Fumble-fingered folks who want to build their own low-cost home might want to look into an inexpensive, bolt together "instant house" called "Hexadome." We haven't seen the structure ourselves, but the manufacturer says the plywood unit comes shipped in kit form (24 triangles, two trapezoids, and all necessary hardware), can be assembled weather tight in just a few days (using little more than a wrench), and costs just $2,500. The company will send you a brochure on their product in exchange for a stamped, self-addressed business-size envelope.
Eskimos who've switched from dogsleds to snowmobiles are learning an all-too-expensive lesson on the "benefits" of modem-day transportation.
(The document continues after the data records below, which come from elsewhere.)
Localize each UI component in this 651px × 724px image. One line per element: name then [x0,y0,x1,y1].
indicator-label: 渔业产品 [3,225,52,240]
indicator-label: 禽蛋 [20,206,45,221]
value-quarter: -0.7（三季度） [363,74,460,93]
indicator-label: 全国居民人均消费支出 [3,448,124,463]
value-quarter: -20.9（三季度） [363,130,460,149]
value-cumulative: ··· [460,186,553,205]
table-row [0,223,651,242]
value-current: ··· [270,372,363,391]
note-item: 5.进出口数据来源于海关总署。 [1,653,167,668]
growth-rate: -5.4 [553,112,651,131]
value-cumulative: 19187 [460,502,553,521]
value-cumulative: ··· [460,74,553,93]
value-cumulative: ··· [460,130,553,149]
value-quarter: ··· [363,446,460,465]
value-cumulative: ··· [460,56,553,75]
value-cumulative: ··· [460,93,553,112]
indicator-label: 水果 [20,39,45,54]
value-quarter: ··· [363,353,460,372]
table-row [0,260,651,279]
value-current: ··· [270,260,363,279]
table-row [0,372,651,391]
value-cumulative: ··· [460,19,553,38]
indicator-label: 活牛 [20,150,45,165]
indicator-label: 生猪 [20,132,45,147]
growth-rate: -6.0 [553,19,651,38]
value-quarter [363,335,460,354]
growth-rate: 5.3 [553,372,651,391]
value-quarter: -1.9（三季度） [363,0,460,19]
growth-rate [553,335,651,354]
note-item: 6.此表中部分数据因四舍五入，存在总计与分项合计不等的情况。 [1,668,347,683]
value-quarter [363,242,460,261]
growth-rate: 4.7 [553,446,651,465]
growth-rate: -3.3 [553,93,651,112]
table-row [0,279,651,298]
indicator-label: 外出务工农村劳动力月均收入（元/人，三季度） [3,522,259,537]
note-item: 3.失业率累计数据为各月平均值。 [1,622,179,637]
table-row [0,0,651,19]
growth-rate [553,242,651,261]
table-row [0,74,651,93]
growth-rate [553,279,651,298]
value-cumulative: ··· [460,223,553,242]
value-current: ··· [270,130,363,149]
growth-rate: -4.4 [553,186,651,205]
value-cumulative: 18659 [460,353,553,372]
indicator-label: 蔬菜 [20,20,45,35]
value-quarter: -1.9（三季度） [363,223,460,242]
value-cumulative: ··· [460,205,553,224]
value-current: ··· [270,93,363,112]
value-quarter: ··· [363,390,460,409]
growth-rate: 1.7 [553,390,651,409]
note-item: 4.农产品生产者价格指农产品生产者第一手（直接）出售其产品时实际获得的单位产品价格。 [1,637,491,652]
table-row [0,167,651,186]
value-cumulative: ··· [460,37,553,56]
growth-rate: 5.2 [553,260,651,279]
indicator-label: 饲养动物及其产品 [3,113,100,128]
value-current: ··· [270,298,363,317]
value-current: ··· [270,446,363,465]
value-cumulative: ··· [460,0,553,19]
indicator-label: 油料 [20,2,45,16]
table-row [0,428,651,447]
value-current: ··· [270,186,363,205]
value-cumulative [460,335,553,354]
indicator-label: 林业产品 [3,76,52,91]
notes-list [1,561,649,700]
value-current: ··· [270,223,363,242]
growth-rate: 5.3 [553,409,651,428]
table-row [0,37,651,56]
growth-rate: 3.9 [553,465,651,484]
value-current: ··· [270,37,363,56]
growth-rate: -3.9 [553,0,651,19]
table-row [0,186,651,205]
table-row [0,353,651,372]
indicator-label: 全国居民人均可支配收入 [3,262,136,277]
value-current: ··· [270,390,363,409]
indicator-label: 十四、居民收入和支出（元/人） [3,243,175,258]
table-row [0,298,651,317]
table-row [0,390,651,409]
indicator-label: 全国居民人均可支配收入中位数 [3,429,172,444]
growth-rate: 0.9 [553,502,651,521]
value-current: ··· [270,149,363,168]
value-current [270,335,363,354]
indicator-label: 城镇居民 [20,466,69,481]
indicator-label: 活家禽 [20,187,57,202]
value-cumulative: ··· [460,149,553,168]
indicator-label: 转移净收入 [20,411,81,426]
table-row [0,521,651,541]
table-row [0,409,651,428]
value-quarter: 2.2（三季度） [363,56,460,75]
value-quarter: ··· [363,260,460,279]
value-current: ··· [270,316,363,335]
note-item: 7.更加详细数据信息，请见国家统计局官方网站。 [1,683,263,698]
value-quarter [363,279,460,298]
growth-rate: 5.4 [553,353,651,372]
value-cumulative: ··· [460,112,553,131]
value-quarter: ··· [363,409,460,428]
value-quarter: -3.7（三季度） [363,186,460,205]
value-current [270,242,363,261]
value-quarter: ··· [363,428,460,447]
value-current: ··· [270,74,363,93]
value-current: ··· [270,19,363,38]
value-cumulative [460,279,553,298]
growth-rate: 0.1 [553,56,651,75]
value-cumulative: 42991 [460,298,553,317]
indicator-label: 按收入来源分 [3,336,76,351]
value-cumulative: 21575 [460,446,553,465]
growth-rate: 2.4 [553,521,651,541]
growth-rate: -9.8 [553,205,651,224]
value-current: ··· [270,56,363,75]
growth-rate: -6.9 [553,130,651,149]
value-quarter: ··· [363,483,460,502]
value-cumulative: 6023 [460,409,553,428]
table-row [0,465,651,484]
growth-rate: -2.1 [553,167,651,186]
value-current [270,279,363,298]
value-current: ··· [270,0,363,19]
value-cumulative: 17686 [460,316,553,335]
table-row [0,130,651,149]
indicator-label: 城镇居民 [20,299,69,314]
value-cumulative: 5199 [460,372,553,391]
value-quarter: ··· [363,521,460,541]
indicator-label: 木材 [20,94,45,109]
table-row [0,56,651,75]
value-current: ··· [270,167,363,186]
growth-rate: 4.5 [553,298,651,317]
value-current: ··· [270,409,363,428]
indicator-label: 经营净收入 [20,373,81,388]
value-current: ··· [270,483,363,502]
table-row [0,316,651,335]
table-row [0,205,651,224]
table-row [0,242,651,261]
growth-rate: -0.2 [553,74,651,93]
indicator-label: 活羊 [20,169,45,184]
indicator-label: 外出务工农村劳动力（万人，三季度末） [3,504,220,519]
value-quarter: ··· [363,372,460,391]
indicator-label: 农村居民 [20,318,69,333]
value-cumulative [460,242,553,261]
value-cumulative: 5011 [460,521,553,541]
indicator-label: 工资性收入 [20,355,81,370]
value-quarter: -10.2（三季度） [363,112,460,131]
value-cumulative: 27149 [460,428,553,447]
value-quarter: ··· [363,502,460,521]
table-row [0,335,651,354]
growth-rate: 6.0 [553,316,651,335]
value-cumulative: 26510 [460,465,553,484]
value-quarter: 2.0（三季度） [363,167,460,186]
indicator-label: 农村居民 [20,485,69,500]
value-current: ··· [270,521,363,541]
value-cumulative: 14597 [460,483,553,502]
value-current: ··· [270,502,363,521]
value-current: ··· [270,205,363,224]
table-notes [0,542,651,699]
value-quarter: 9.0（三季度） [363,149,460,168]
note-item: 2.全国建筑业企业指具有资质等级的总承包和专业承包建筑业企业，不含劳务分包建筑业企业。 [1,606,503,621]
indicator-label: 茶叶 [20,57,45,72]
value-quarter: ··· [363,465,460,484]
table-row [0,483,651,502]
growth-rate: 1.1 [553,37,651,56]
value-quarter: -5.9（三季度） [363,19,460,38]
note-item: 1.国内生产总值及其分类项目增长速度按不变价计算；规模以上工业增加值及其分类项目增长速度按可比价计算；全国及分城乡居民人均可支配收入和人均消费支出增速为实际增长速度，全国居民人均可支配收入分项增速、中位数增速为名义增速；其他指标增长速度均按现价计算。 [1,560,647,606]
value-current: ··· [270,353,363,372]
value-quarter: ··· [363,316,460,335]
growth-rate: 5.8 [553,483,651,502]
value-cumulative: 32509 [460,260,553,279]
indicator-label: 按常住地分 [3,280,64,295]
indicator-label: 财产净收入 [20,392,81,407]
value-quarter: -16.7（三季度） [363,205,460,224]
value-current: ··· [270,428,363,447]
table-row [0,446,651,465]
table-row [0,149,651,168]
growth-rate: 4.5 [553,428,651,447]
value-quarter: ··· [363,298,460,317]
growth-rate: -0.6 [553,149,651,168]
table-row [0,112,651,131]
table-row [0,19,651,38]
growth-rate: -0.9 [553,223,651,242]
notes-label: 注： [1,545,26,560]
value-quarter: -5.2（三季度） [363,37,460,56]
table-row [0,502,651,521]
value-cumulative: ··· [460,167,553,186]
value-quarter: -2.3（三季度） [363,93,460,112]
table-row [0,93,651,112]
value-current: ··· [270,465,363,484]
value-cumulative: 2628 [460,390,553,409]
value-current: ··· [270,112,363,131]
A recent issue of Audubon magazine reports that a survey of 3,770 Eskimos in the Northwest Territories of Canada showed that 33 percent of adult males—in fact, 83 percent of the men in one Baffin Island village—suffered from impaired hearing that could be directly attributed to long hours of high-speed hunting behind the wheels of those noisy, gas-guzzling machines.
An experiment at the Massachusetts Institute of Technology involving the substitution of methanol (wood alcohol) for gasoline in 200 automobiles came to a halt shortly after Exxon Corporation donated $500,000 to the school, according to a report in Science magazine. University officials admit that Exxon bad been opposed to the study but deny any connection between Exxon's "gift" and the decision to can the experiment.
Saudi Arabia's Prince Muhammad Faisal is reportedly considering a plan to tow icebergs from the South Pole to the Red Sea in order to increase his country's supply of drinking water. The geothermal/meteorological impact of such a maneuver is not known at present.
Packaging is on the increase according to government statistics. The Environmental Protection Agency estimates that in 1971 the packaging industry accounted for half of all paper usage, three-quarters of total glass production, 14% of aluminum, and 8% of plastic output in this country. From 1958 to 1971, the total consumption of packaging materials increased by nearly 71%.
How to renovate a run-down house is the subject of a recent USDA booklet, New Life For Old Dwellings. The 99-page manual tells—with words, photos, and diagrams—both how to appraise an old structure to see if it can be salvaged, and how to rehabilitate it once you've made up your mind to move in.